Nell'applicazione della 194 qualcosa non va anche nelle strutture. «In particolare — commenta Emilio Arisi, responsabile della ricerca Sigo — solo nel 34,2% dei centri viene oggi garantito di poter eseguire l'intervento in anestesia locale. Resta più diffusa l'anestesia generale, più pericolosa e maggiormente dispendiosa. Altra nota dolente è il rapporto diretto fra ospedale e consultorio: i protocolli di collaborazione, esistenti nel 71% dei casi, spesso vivono solo sulla carta. Nel 73% dei casi è la stessa paziente ad effettuare la prenotazione, a fronte di solo il 23% in cui provvede il consultorio».

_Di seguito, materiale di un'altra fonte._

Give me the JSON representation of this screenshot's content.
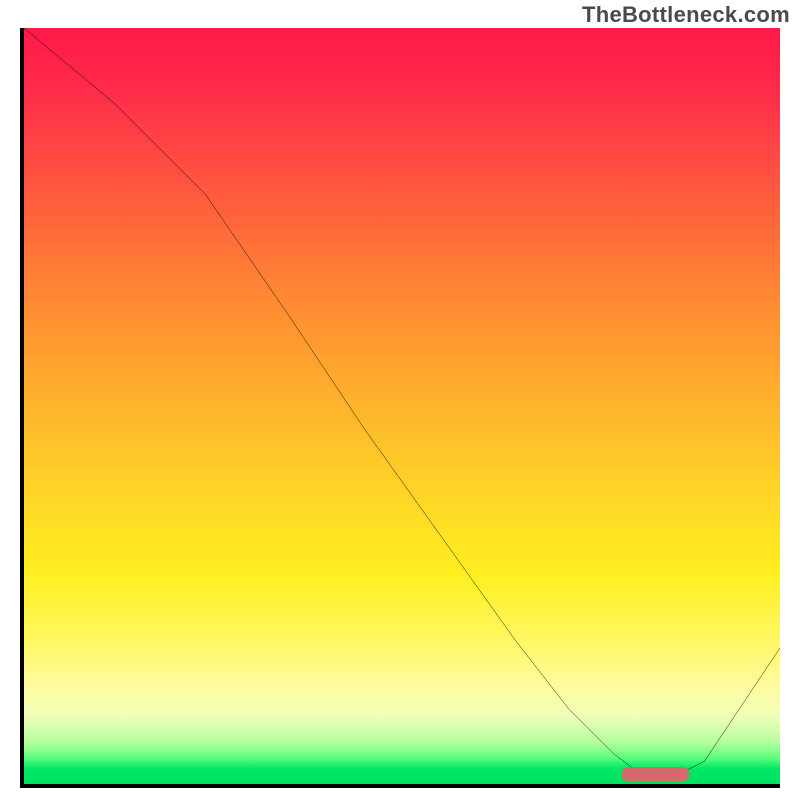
{
  "watermark": "TheBottleneck.com",
  "chart_data": {
    "type": "line",
    "title": "",
    "xlabel": "",
    "ylabel": "",
    "xlim": [
      0,
      100
    ],
    "ylim": [
      0,
      100
    ],
    "grid": false,
    "legend": false,
    "curve": {
      "x": [
        0,
        6,
        12,
        18,
        24,
        35,
        45,
        55,
        65,
        72,
        78,
        82,
        86,
        90,
        100
      ],
      "y": [
        100,
        95,
        90,
        84,
        78,
        62,
        47,
        33,
        19,
        10,
        4,
        1,
        1,
        3,
        18
      ]
    },
    "optimum_marker": {
      "x_start": 79,
      "x_end": 88,
      "y": 1
    },
    "background_gradient": {
      "direction": "vertical",
      "stops": [
        {
          "pos": 0.0,
          "color": "#ff1a4a"
        },
        {
          "pos": 0.22,
          "color": "#ff5a3e"
        },
        {
          "pos": 0.5,
          "color": "#ffb42c"
        },
        {
          "pos": 0.72,
          "color": "#ffee20"
        },
        {
          "pos": 0.87,
          "color": "#fffb9e"
        },
        {
          "pos": 0.95,
          "color": "#b4ff9e"
        },
        {
          "pos": 1.0,
          "color": "#00e05f"
        }
      ]
    }
  }
}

In aumento anche i tempi di attesa tra il rilascio della certificazione e l'intervento, un dato legato anche all'altissimo numero di obiettori dentro gli ospedali: il 72% dei medici e il 59% dei primari, e solo il 39,5% degli ospedali assicura la presenza di personale non obiettore disponibile per ogni turno. Qualcuno paventa anche che in alcune Regioni «la carriera si giochi a favore di chi obietta». Obiettori in aumento? A livello nazionale, per i ginecologi si è passati negli ultimi anni dal 58,7% al 69,2%; per gli anestesisti dal 45,7% al 50,4%. In alcune Regioni l'aumento è molto rilevante, soprattutto nel Sud. In Campania gli obiettori sono quasi raddoppiati (i ginecologi sono passati dal 44,1% all'83%; gli anestesisti dal 40,4% al 73,7%; il personale non medico dal 50% al 74%). In Sicilia, i ginecologi obiettori sono saliti dal 44,1% all'84,2% e gli anestesisti dal 43,2% al 76,4%. Ma anche al Nord. In Veneto, l'obiezione è superiore al dato nazionale: 79,1% dei ginecologi; 49,7% degli anestesisti; 56,8% del personale non medico. «Anche trent'anni fa, comunque — commenta Mario Campogrande, presidente del Congresso —, erano prevalenti gli obiettori rispetto a chi applica la legge». Certo se aumentano ancora potrebbero esserci problemi organizzativi. Già oggi vi sono migrazioni in centri della stessa città o addirittura in Regioni dove i numeri di operatori sono adeguati. «E l'importante — conclude Vittori — è che non si creino discriminazioni a svantaggio delle donne». Ma c'è chi vede in questi dati una delle concause di tempi d'attesa ben oltre il consentito in certe Regioni del Sud e di quei 15 mila aborti clandestini. Soprattutto le minorenni potrebbero ricorrere alle «mammane» o a Internet per risolvere il «problema». Anche perché la cosiddetta pillola del giorno dopo, che non è quella abortiva, incontra ostacoli nel nostro Paese: non è facilmente reperibile come in buona parte d'Europa.
Riguardo, infine, alla RU-486 (la pillola abortiva) utilizzata in cinque Regioni (Trento, Emilia Romagna, Toscana, Marche e Puglia), nel 2007 è stata utilizzata per 1.070 aborti (erano stati 1.151 nel 2006). Conseguenze negative per la salute delle donne? Non ne risultano.